Let me share my experience from representing EuroClio and learning and teaching what it stands for. We were invited by our long term partner the Seagull Foundation to a teacher conference in Kolkata in India during the summer of 2022. This sounded like an amazing challenge and adventure, because I had never been that far to the East from Europe and I had never facilitated workshops to Indian teachers before.
The travel itself is another story, but let me focus this report on the conference and the participants. I really enjoyed the format of the conference, with brilliant lecturers opening the day (and I really have to say that what Indian thinkers explore is far more complex and multi-layered than what we think about in Europe, a good food for thought) followed by skilled facilitators bringing in parallel workshops. I can’t report on all the workshops, because I facilitated the same workshop on the second and third day within parallel workshops sessions, but I can share my impressions.

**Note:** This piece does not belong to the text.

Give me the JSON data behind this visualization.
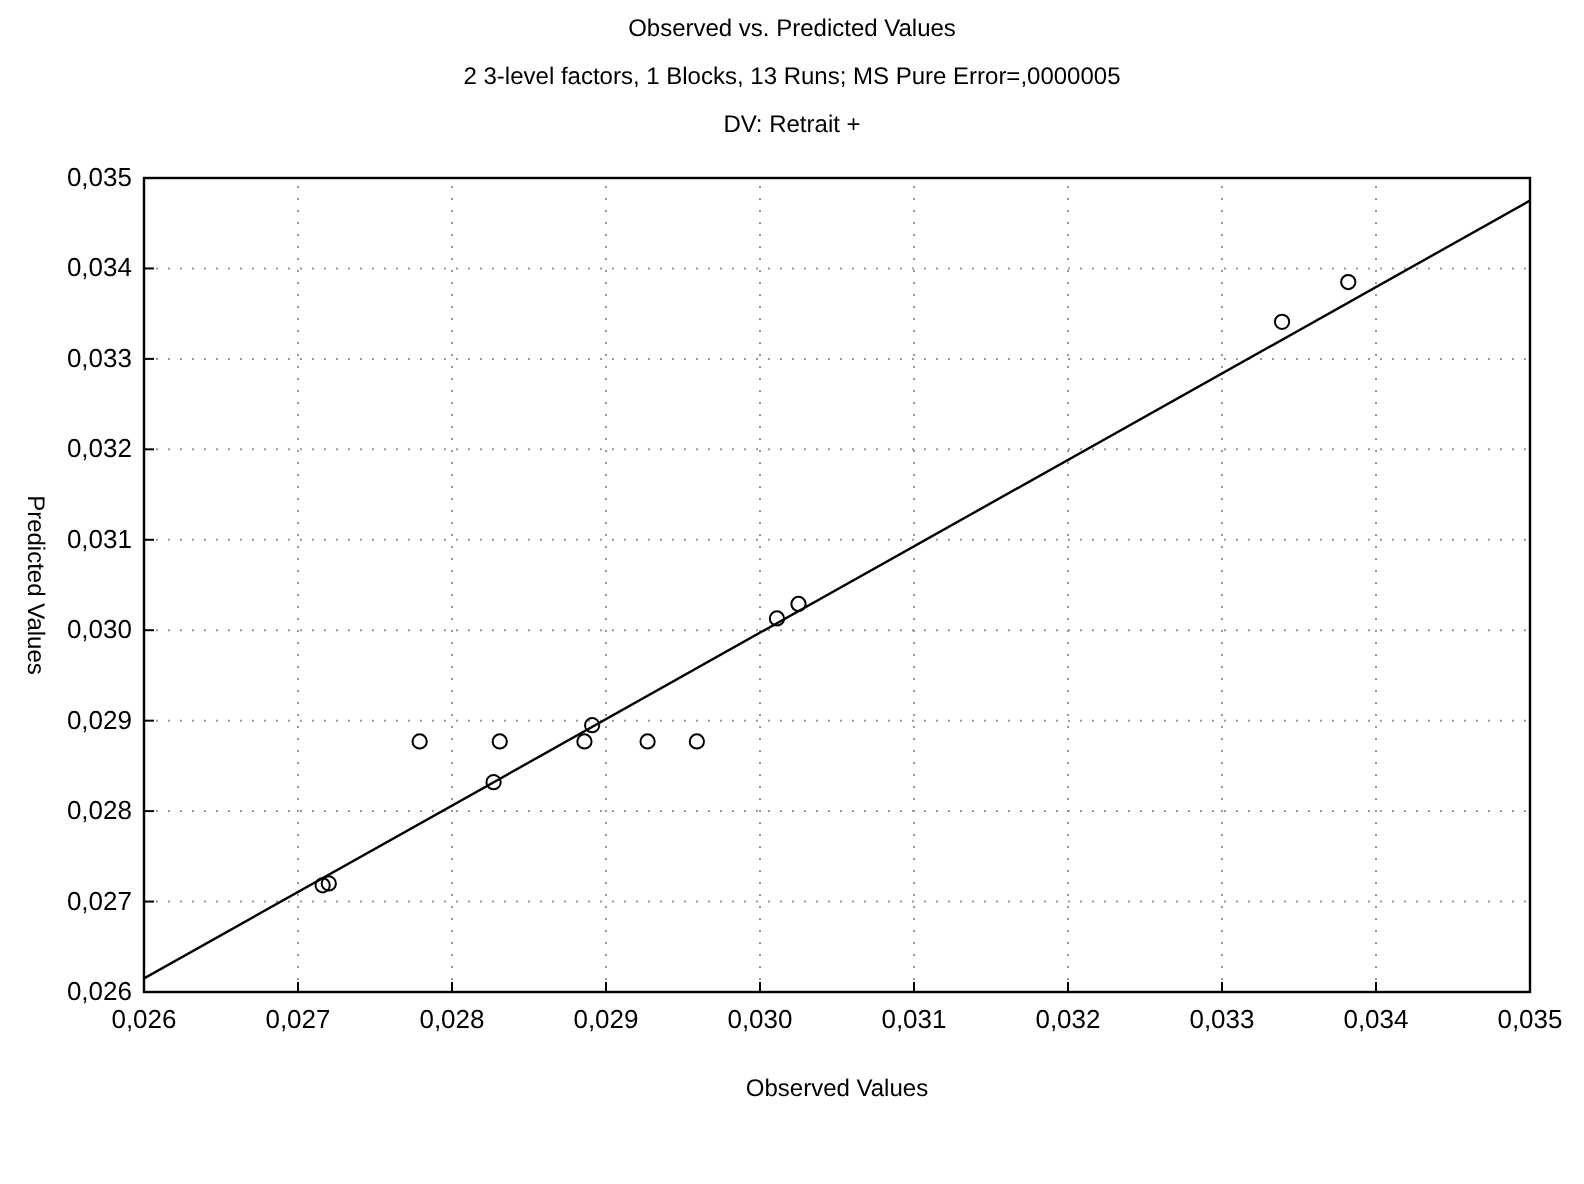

My idea was to present EuroClio and its work and to share with the Indian participants Valerio Bernardi’s learning activity about the Vlora Cargo Ship (from the Learning to Disagree project) and my activity applying Joanna Wojdon’s strategy Using commemorative practices to teach that history is a constructed narrative from EuroClio’s Self Guided Online Course. I chose both activities because I consider them brilliant examples of methodologies that can be easily grasped and transferred into teaching anywhere, even if they are set in European contexts.

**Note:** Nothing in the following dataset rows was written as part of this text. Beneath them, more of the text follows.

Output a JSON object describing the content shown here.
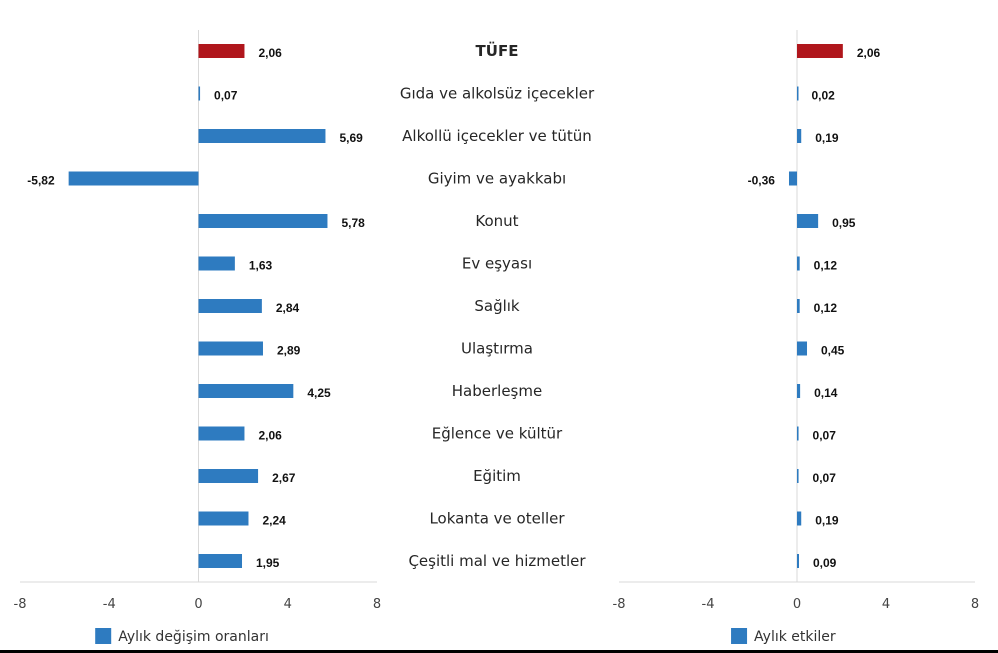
{
  "chart_data": {
    "type": "bar",
    "orientation": "horizontal",
    "categories": [
      "TÜFE",
      "Gıda ve alkolsüz içecekler",
      "Alkollü içecekler ve tütün",
      "Giyim ve ayakkabı",
      "Konut",
      "Ev eşyası",
      "Sağlık",
      "Ulaştırma",
      "Haberleşme",
      "Eğlence ve kültür",
      "Eğitim",
      "Lokanta ve oteller",
      "Çeşitli mal ve hizmetler"
    ],
    "highlight_index": 0,
    "colors": {
      "highlight": "#B0161C",
      "series": "#2E7BC0"
    },
    "panels": [
      {
        "legend": "Aylık değişim oranları",
        "legend_position": "bottom",
        "xlim": [
          -8,
          8
        ],
        "xticks": [
          -8,
          -4,
          0,
          4,
          8
        ],
        "values": [
          2.06,
          0.07,
          5.69,
          -5.82,
          5.78,
          1.63,
          2.84,
          2.89,
          4.25,
          2.06,
          2.67,
          2.24,
          1.95
        ],
        "labels": [
          "2,06",
          "0,07",
          "5,69",
          "-5,82",
          "5,78",
          "1,63",
          "2,84",
          "2,89",
          "4,25",
          "2,06",
          "2,67",
          "2,24",
          "1,95"
        ]
      },
      {
        "legend": "Aylık etkiler",
        "legend_position": "bottom",
        "xlim": [
          -8,
          8
        ],
        "xticks": [
          -8,
          -4,
          0,
          4,
          8
        ],
        "values": [
          2.06,
          0.02,
          0.19,
          -0.36,
          0.95,
          0.12,
          0.12,
          0.45,
          0.14,
          0.07,
          0.07,
          0.19,
          0.09
        ],
        "labels": [
          "2,06",
          "0,02",
          "0,19",
          "-0,36",
          "0,95",
          "0,12",
          "0,12",
          "0,45",
          "0,14",
          "0,07",
          "0,07",
          "0,19",
          "0,09"
        ]
      }
    ]
  }
}
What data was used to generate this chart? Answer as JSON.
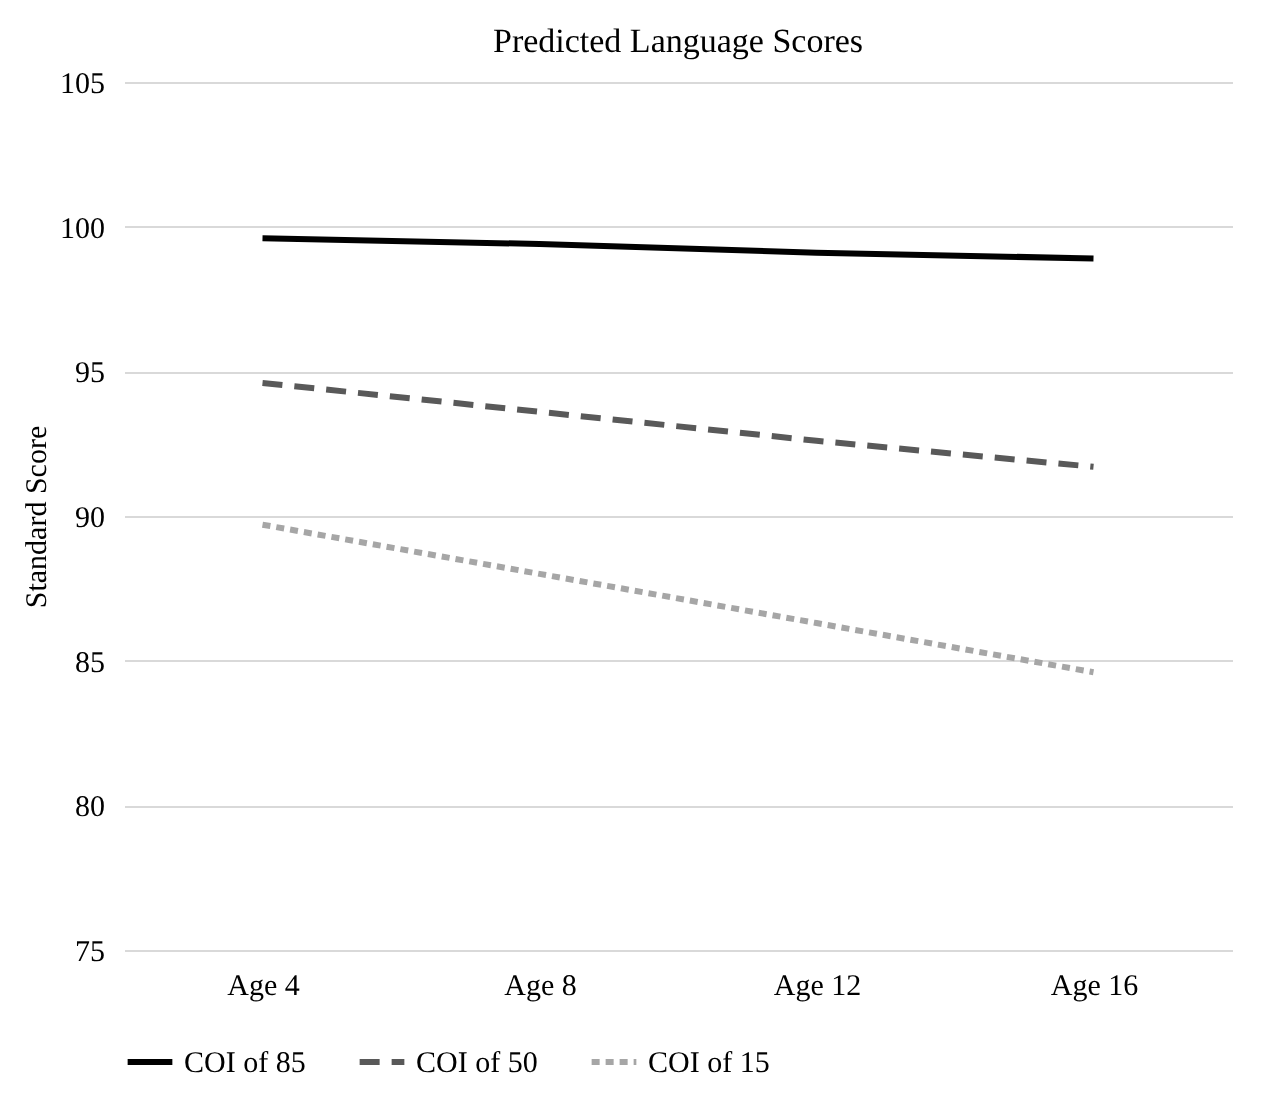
{
  "chart_data": {
    "type": "line",
    "title": "Predicted Language Scores",
    "ylabel": "Standard Score",
    "categories": [
      "Age 4",
      "Age 8",
      "Age 12",
      "Age 16"
    ],
    "series": [
      {
        "name": "COI of 85",
        "color": "#000000",
        "line_style": "solid",
        "values": [
          99.6,
          99.4,
          99.1,
          98.9
        ]
      },
      {
        "name": "COI of 50",
        "color": "#595959",
        "line_style": "dashed",
        "values": [
          94.6,
          93.6,
          92.6,
          91.7
        ]
      },
      {
        "name": "COI of 15",
        "color": "#a6a6a6",
        "line_style": "dotted",
        "values": [
          89.7,
          88.0,
          86.3,
          84.6
        ]
      }
    ],
    "ylim": [
      75,
      105
    ],
    "yticks": [
      75,
      80,
      85,
      90,
      95,
      100,
      105
    ],
    "grid": "y",
    "legend": "bottom",
    "marker": "none"
  }
}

I couldn’t have hoped for a better start. Both activities increased the group dynamics and opened the teachers for more discussions. To my greatest satisfaction they also started to throw in examples about their contexts when it comes to migration or the past of specific places in their urban areas. We also had a chance in both workshops to explore Historiana and its functionalities and layout.
Besides these fruitful workshops I took back home with me two key memories;
  • Romila Thapar’s note that even after decades the textbooks are still like telephone directories – a number and a name (during a panel discussion at the end of the conference).
  • Krishna Kumar’s note that democracy is fractured and schools can and have to be the places of healing.